According to new research from the Bank of International Settlements (BIS), there is a significant statistical relationship between firms’ weight in bond indexes and the degree to which they are indebted. “The largest issuers tend to [be] more heavily represented in bond indices,” the BIS said, as reported in the Wall Street Journal. “As passive bond funds mechanically replicate the index weights in their portfolios, their growth will generate demand for the debt of the larger, and potentially more leveraged, issuers.”
While large firms would be expected to issue more debt, the research by BIS had found that firms’ weight in the Bank of America Merrill Lynch Global Broad Market Corporate Index were more closely correlated with their leverage — whether counting all their debt or just bonds — than their size.
The BIS reported that as of June 2017, passive mutual funds managed about US$8 trillion, or 20%, of all investment-fund assets; that figure was up from 8% a decade earlier. The increasingly large flows of money into trend-following funds, some analysts fear, could exacerbate market movements; the risk is more pronounced for bond ETFs since debt markets are less traded and have more diversity than stocks.

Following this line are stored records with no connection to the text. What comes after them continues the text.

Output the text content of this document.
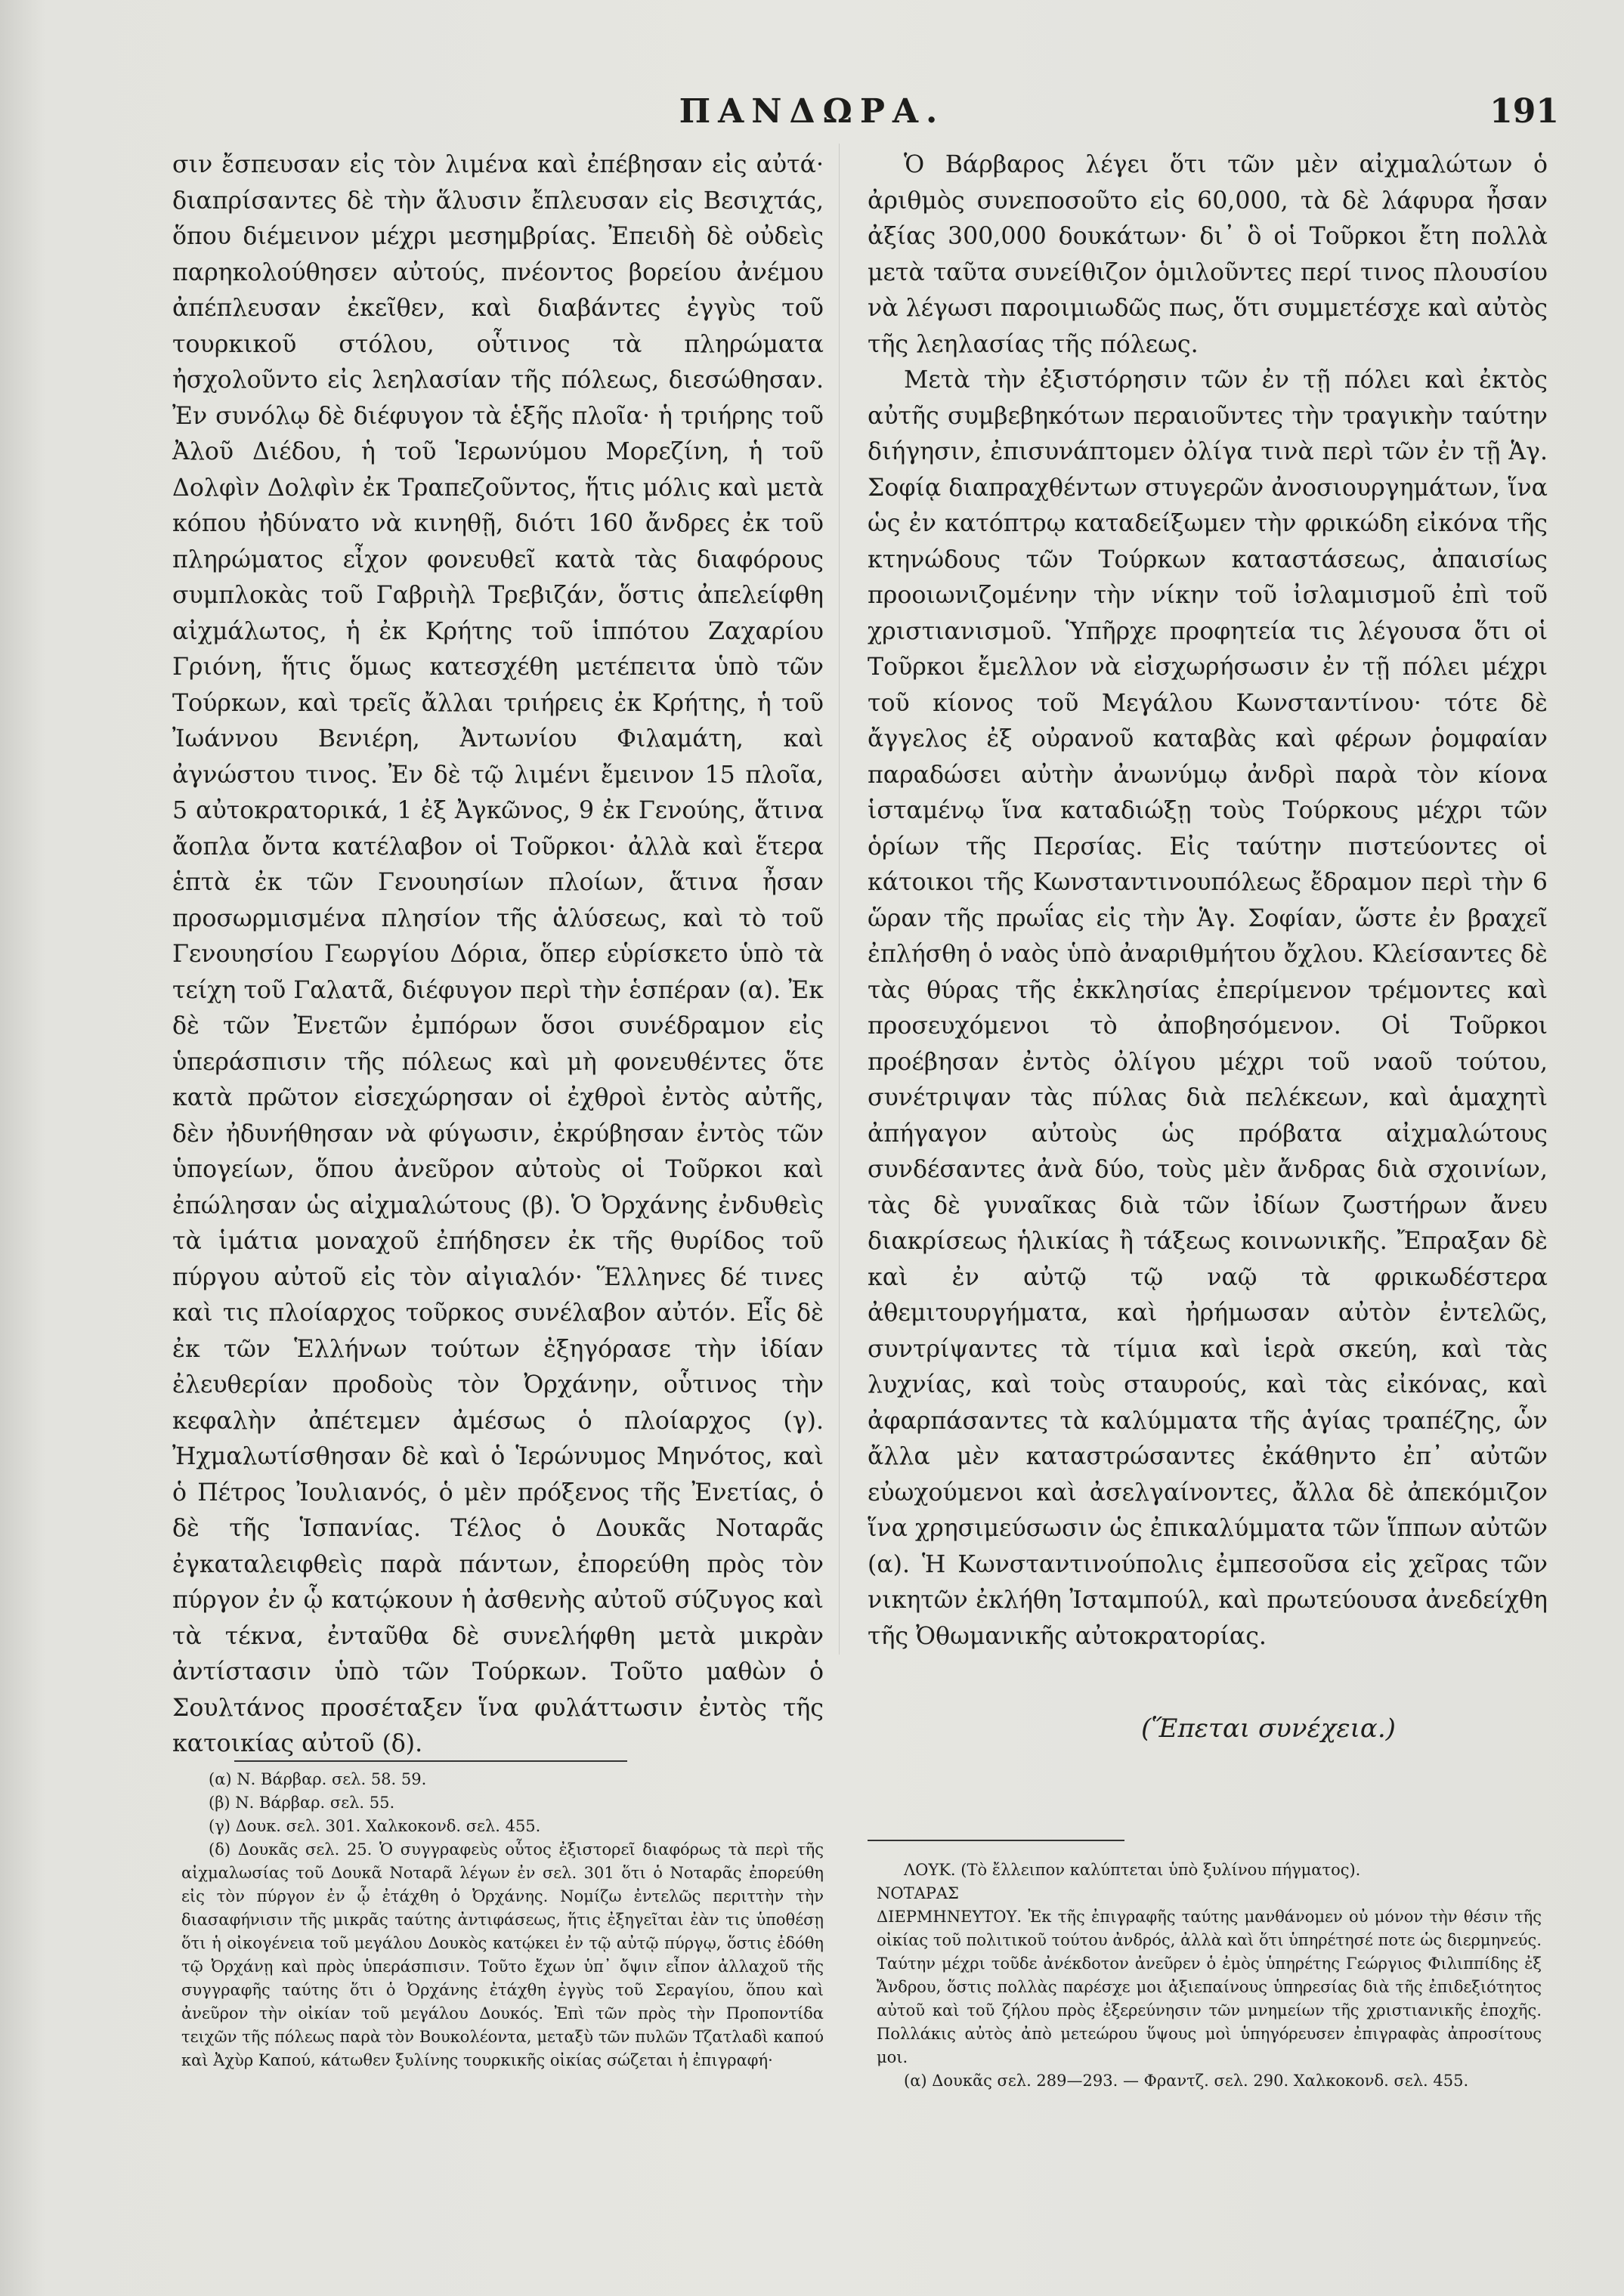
ΠΑΝΔΩΡΑ.	191

σιν ἔσπευσαν εἰς τὸν λιμένα καὶ ἐπέβησαν εἰς αὐτά· διαπρίσαντες δὲ τὴν ἅλυσιν ἔπλευσαν εἰς Βεσιχτάς, ὅπου διέμεινον μέχρι μεσημβρίας. Ἐπειδὴ δὲ οὐδεὶς παρηκολούθησεν αὐτούς, πνέοντος βορείου ἀνέμου ἀπέπλευσαν ἐκεῖθεν, καὶ διαβάντες ἐγγὺς τοῦ τουρκικοῦ στόλου, οὗτινος τὰ πληρώματα ἠσχολοῦντο εἰς λεηλασίαν τῆς πόλεως, διεσώθησαν. Ἐν συνόλῳ δὲ διέφυγον τὰ ἑξῆς πλοῖα· ἡ τριήρης τοῦ Ἀλοῦ Διέδου, ἡ τοῦ Ἱερωνύμου Μορεζίνη, ἡ τοῦ Δολφὶν Δολφὶν ἐκ Τραπεζοῦντος, ἥτις μόλις καὶ μετὰ κόπου ἠδύνατο νὰ κινηθῇ, διότι 160 ἄνδρες ἐκ τοῦ πληρώματος εἶχον φονευθεῖ κατὰ τὰς διαφόρους συμπλοκὰς τοῦ Γαβριὴλ Τρεβιζάν, ὅστις ἀπελείφθη αἰχμάλωτος, ἡ ἐκ Κρήτης τοῦ ἱππότου Ζαχαρίου Γριόνη, ἥτις ὅμως κατεσχέθη μετέπειτα ὑπὸ τῶν Τούρκων, καὶ τρεῖς ἄλλαι τριήρεις ἐκ Κρήτης, ἡ τοῦ Ἰωάννου Βενιέρη, Ἀντωνίου Φιλαμάτη, καὶ ἀγνώστου τινος. Ἐν δὲ τῷ λιμένι ἔμεινον 15 πλοῖα, 5 αὐτοκρατορικά, 1 ἐξ Ἀγκῶνος, 9 ἐκ Γενούης, ἅτινα ἄοπλα ὄντα κατέλαβον οἱ Τοῦρκοι· ἀλλὰ καὶ ἕτερα ἑπτὰ ἐκ τῶν Γενουησίων πλοίων, ἅτινα ἦσαν προσωρμισμένα πλησίον τῆς ἁλύσεως, καὶ τὸ τοῦ Γενουησίου Γεωργίου Δόρια, ὅπερ εὑρίσκετο ὑπὸ τὰ τείχη τοῦ Γαλατᾶ, διέφυγον περὶ τὴν ἑσπέραν (α). Ἐκ δὲ τῶν Ἐνετῶν ἐμπόρων ὅσοι συνέδραμον εἰς ὑπεράσπισιν τῆς πόλεως καὶ μὴ φονευθέντες ὅτε κατὰ πρῶτον εἰσεχώρησαν οἱ ἐχθροὶ ἐντὸς αὐτῆς, δὲν ἠδυνήθησαν νὰ φύγωσιν, ἐκρύβησαν ἐντὸς τῶν ὑπογείων, ὅπου ἀνεῦρον αὐτοὺς οἱ Τοῦρκοι καὶ ἐπώλησαν ὡς αἰχμαλώτους (β). Ὁ Ὀρχάνης ἐνδυθεὶς τὰ ἱμάτια μοναχοῦ ἐπήδησεν ἐκ τῆς θυρίδος τοῦ πύργου αὐτοῦ εἰς τὸν αἰγιαλόν· Ἕλληνες δέ τινες καὶ τις πλοίαρχος τοῦρκος συνέλαβον αὐτόν. Εἷς δὲ ἐκ τῶν Ἑλλήνων τούτων ἐξηγόρασε τὴν ἰδίαν ἐλευθερίαν προδοὺς τὸν Ὀρχάνην, οὗτινος τὴν κεφαλὴν ἀπέτεμεν ἀμέσως ὁ πλοίαρχος (γ). Ἠχμαλωτίσθησαν δὲ καὶ ὁ Ἱερώνυμος Μηνότος, καὶ ὁ Πέτρος Ἰουλιανός, ὁ μὲν πρόξενος τῆς Ἐνετίας, ὁ δὲ τῆς Ἱσπανίας. Τέλος ὁ Δουκᾶς Νοταρᾶς ἐγκαταλειφθεὶς παρὰ πάντων, ἐπορεύθη πρὸς τὸν πύργον ἐν ᾧ κατῴκουν ἡ ἀσθενὴς αὐτοῦ σύζυγος καὶ τὰ τέκνα, ἐνταῦθα δὲ συνελήφθη μετὰ μικρὰν ἀντίστασιν ὑπὸ τῶν Τούρκων. Τοῦτο μαθὼν ὁ Σουλτάνος προσέταξεν ἵνα φυλάττωσιν ἐντὸς τῆς κατοικίας αὐτοῦ (δ).

Ὁ Βάρβαρος λέγει ὅτι τῶν μὲν αἰχμαλώτων ὁ ἀριθμὸς συνεποσοῦτο εἰς 60,000, τὰ δὲ λάφυρα ἦσαν ἀξίας 300,000 δουκάτων· δι᾽ ὃ οἱ Τοῦρκοι ἔτη πολλὰ μετὰ ταῦτα συνείθιζον ὁμιλοῦντες περί τινος πλουσίου νὰ λέγωσι παροιμιωδῶς πως, ὅτι συμμετέσχε καὶ αὐτὸς τῆς λεηλασίας τῆς πόλεως.

Μετὰ τὴν ἐξιστόρησιν τῶν ἐν τῇ πόλει καὶ ἐκτὸς αὐτῆς συμβεβηκότων περαιοῦντες τὴν τραγικὴν ταύτην διήγησιν, ἐπισυνάπτομεν ὀλίγα τινὰ περὶ τῶν ἐν τῇ Ἁγ. Σοφίᾳ διαπραχθέντων στυγερῶν ἀνοσιουργημάτων, ἵνα ὡς ἐν κατόπτρῳ καταδείξωμεν τὴν φρικώδη εἰκόνα τῆς κτηνώδους τῶν Τούρκων καταστάσεως, ἀπαισίως προοιωνιζομένην τὴν νίκην τοῦ ἰσλαμισμοῦ ἐπὶ τοῦ χριστιανισμοῦ. Ὑπῆρχε προφητεία τις λέγουσα ὅτι οἱ Τοῦρκοι ἔμελλον νὰ εἰσχωρήσωσιν ἐν τῇ πόλει μέχρι τοῦ κίονος τοῦ Μεγάλου Κωνσταντίνου· τότε δὲ ἄγγελος ἐξ οὐρανοῦ καταβὰς καὶ φέρων ῥομφαίαν παραδώσει αὐτὴν ἀνωνύμῳ ἀνδρὶ παρὰ τὸν κίονα ἱσταμένῳ ἵνα καταδιώξῃ τοὺς Τούρκους μέχρι τῶν ὁρίων τῆς Περσίας. Εἰς ταύτην πιστεύοντες οἱ κάτοικοι τῆς Κωνσταντινουπόλεως ἔδραμον περὶ τὴν 6 ὥραν τῆς πρωΐας εἰς τὴν Ἁγ. Σοφίαν, ὥστε ἐν βραχεῖ ἐπλήσθη ὁ ναὸς ὑπὸ ἀναριθμήτου ὄχλου. Κλείσαντες δὲ τὰς θύρας τῆς ἐκκλησίας ἐπερίμενον τρέμοντες καὶ προσευχόμενοι τὸ ἀποβησόμενον. Οἱ Τοῦρκοι προέβησαν ἐντὸς ὀλίγου μέχρι τοῦ ναοῦ τούτου, συνέτριψαν τὰς πύλας διὰ πελέκεων, καὶ ἁμαχητὶ ἀπήγαγον αὐτοὺς ὡς πρόβατα αἰχμαλώτους συνδέσαντες ἀνὰ δύο, τοὺς μὲν ἄνδρας διὰ σχοινίων, τὰς δὲ γυναῖκας διὰ τῶν ἰδίων ζωστήρων ἄνευ διακρίσεως ἡλικίας ἢ τάξεως κοινωνικῆς. Ἔπραξαν δὲ καὶ ἐν αὐτῷ τῷ ναῷ τὰ φρικωδέστερα ἀθεμιτουργήματα, καὶ ἠρήμωσαν αὐτὸν ἐντελῶς, συντρίψαντες τὰ τίμια καὶ ἱερὰ σκεύη, καὶ τὰς λυχνίας, καὶ τοὺς σταυρούς, καὶ τὰς εἰκόνας, καὶ ἀφαρπάσαντες τὰ καλύμματα τῆς ἁγίας τραπέζης, ὧν ἄλλα μὲν καταστρώσαντες ἐκάθηντο ἐπ᾽ αὐτῶν εὐωχούμενοι καὶ ἀσελγαίνοντες, ἄλλα δὲ ἀπεκόμιζον ἵνα χρησιμεύσωσιν ὡς ἐπικαλύμματα τῶν ἵππων αὐτῶν (α). Ἡ Κωνσταντινούπολις ἐμπεσοῦσα εἰς χεῖρας τῶν νικητῶν ἐκλήθη Ἰσταμπούλ, καὶ πρωτεύουσα ἀνεδείχθη τῆς Ὀθωμανικῆς αὐτοκρατορίας.

(Ἕπεται συνέχεια.)

(α) Ν. Βάρβαρ. σελ. 58. 59.

(β) Ν. Βάρβαρ. σελ. 55.

(γ) Δουκ. σελ. 301. Χαλκοκονδ. σελ. 455.

(δ) Δουκᾶς σελ. 25. Ὁ συγγραφεὺς οὗτος ἐξιστορεῖ διαφόρως τὰ περὶ τῆς αἰχμαλωσίας τοῦ Δουκᾶ Νοταρᾶ λέγων ἐν σελ. 301 ὅτι ὁ Νοταρᾶς ἐπορεύθη εἰς τὸν πύργον ἐν ᾧ ἐτάχθη ὁ Ὀρχάνης. Νομίζω ἐντελῶς περιττὴν τὴν διασαφήνισιν τῆς μικρᾶς ταύτης ἀντιφάσεως, ἥτις ἐξηγεῖται ἐὰν τις ὑποθέσῃ ὅτι ἡ οἰκογένεια τοῦ μεγάλου Δουκὸς κατῴκει ἐν τῷ αὐτῷ πύργῳ, ὅστις ἐδόθη τῷ Ὀρχάνῃ καὶ πρὸς ὑπεράσπισιν. Τοῦτο ἔχων ὑπ᾽ ὄψιν εἶπον ἀλλαχοῦ τῆς συγγραφῆς ταύτης ὅτι ὁ Ὀρχάνης ἐτάχθη ἐγγὺς τοῦ Σεραγίου, ὅπου καὶ ἀνεῦρον τὴν οἰκίαν τοῦ μεγάλου Δουκός. Ἐπὶ τῶν πρὸς τὴν Προποντίδα τειχῶν τῆς πόλεως παρὰ τὸν Βουκολέοντα, μεταξὺ τῶν πυλῶν Τζατλαδὶ καπού καὶ Ἀχὺρ Καπού, κάτωθεν ξυλίνης τουρκικῆς οἰκίας σώζεται ἡ ἐπιγραφή·

ΛΟΥΚ. (Τὸ ἔλλειπον καλύπτεται ὑπὸ ξυλίνου πήγματος).

ΝΟΤΑΡΑΣ

ΔΙΕΡΜΗΝΕΥΤΟΥ. Ἐκ τῆς ἐπιγραφῆς ταύτης μανθάνομεν οὐ μόνον τὴν θέσιν τῆς οἰκίας τοῦ πολιτικοῦ τούτου ἀνδρός, ἀλλὰ καὶ ὅτι ὑπηρέτησέ ποτε ὡς διερμηνεύς. Ταύτην μέχρι τοῦδε ἀνέκδοτον ἀνεῦρεν ὁ ἐμὸς ὑπηρέτης Γεώργιος Φιλιππίδης ἐξ Ἄνδρου, ὅστις πολλὰς παρέσχε μοι ἀξιεπαίνους ὑπηρεσίας διὰ τῆς ἐπιδεξιότητος αὐτοῦ καὶ τοῦ ζήλου πρὸς ἐξερεύνησιν τῶν μνημείων τῆς χριστιανικῆς ἐποχῆς. Πολλάκις αὐτὸς ἀπὸ μετεώρου ὕψους μοὶ ὑπηγόρευσεν ἐπιγραφὰς ἀπροσίτους μοι.

(α) Δουκᾶς σελ. 289—293. — Φραντζ. σελ. 290. Χαλκοκονδ. σελ. 455.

“From a financial stability perspective, there is a concern that this [increased share of passive investors] can act pro-cyclically and encourage aggregate leverage,” the BIS said.
But on the bright side, passive-fund providers are already taking steps away from debt-weighted indexes. According to Bloomberg, 27 out of 48 US fixed-income ETFs launched late last year used alternative weighting factors, such duration risk or credit quality, in their underlying indexes.
The BIS has also acknowledged that while a company’s inclusion in a bond index could encourage leverage by driving extra demand for its debt, the reduced issuance costs and improved liquidity of bonds issued could also have beneficial effects.